3.3 Model Validation

The developed model was validated against FEA and experimental data presented by Bowles and Tompkins [1]. Six different composite material systems were used, as shown in Table 6 . The properties of constituents can be found in [1]. The CTE predicted using the current model presented in this paper were compared against the FEA and experimental data, as shown in Fig. 9.

Fig. 9

Comparison of current model, FEA and experimental data

Table 6 Material systems used for model validation

It shows from Fig. 9 that the CTE calculated using the current model is in excellent agreement with the FEA results (within 1%). They are in reasonably good agreement with the experimental data.

3.4 Model Extrapolation

Although the presented model was developed for carbon fibre composites, it was extrapolated to S-glass/epoxy composites. In this case, E _fT /E _m  = 56.18. The predicted CTE is compared with the FEA data as shown in Fig. 10.

Fig. 10

Comparison of current model and FEA data for S-glass/epoxy composites

It shows this developed model still provides reasonable accuracy (within 15%), which proves its physical validity.
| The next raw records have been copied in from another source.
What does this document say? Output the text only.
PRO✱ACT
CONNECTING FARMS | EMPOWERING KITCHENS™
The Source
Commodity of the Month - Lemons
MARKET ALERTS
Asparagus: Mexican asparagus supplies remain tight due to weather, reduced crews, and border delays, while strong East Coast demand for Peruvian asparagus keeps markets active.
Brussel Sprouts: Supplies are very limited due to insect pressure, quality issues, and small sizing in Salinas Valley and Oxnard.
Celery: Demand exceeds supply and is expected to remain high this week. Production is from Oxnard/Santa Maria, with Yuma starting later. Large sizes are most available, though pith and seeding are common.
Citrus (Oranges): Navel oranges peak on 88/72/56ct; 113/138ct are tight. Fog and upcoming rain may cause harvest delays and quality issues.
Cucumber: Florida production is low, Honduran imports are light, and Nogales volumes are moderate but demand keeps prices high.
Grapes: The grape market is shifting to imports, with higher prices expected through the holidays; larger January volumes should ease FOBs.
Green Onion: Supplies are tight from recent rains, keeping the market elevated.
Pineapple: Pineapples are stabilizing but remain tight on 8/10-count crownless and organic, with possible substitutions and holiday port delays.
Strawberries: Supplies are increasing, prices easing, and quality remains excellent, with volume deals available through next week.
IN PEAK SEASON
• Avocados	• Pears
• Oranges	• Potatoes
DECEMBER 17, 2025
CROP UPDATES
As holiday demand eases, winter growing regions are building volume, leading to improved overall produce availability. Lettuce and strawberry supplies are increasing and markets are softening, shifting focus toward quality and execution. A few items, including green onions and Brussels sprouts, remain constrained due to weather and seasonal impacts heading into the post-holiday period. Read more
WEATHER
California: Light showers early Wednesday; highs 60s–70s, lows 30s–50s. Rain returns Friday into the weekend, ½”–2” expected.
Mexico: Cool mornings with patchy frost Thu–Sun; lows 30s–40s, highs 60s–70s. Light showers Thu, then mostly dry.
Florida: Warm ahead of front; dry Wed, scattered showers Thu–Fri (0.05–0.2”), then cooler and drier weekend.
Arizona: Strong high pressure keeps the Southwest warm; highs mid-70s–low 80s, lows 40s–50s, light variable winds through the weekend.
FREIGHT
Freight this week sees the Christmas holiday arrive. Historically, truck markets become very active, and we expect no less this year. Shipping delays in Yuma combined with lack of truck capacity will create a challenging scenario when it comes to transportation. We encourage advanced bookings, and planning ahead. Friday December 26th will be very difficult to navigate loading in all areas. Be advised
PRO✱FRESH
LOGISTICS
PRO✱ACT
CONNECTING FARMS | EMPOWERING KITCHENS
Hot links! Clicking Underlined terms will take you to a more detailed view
To improve the accuracy, the model development process can be repeated and a new model can be developed for glass fibre composites.

4 Conclusions

A model for predicting the transverse coefficients of thermal expansion for carbon fibre composites is presented in this paper. The transverse CTE were calculated by finite element analysis using a representative unit cell. The analytical micromechanical models from literature were reviewed by comparing with the FEA data. It shows that overall Hashin model provides the best accuracy. However, the calculating process of Hashin model is very complicated and inconvenient for practical applications. By using FEA, Design of Experiments, and Response Surface Method, the transverse CTE of unidirectional carbon fibre composites were studied and a regression-based model was developed. The model was validated against the FEA and experimental data. It shows that the developed model offers excellent accuracy while reduces complicated computation process. The advantage of this model is that it provides a simple and accurate method for predicting the transverse CTE of composites, which helps effective and efficient design of composite structures.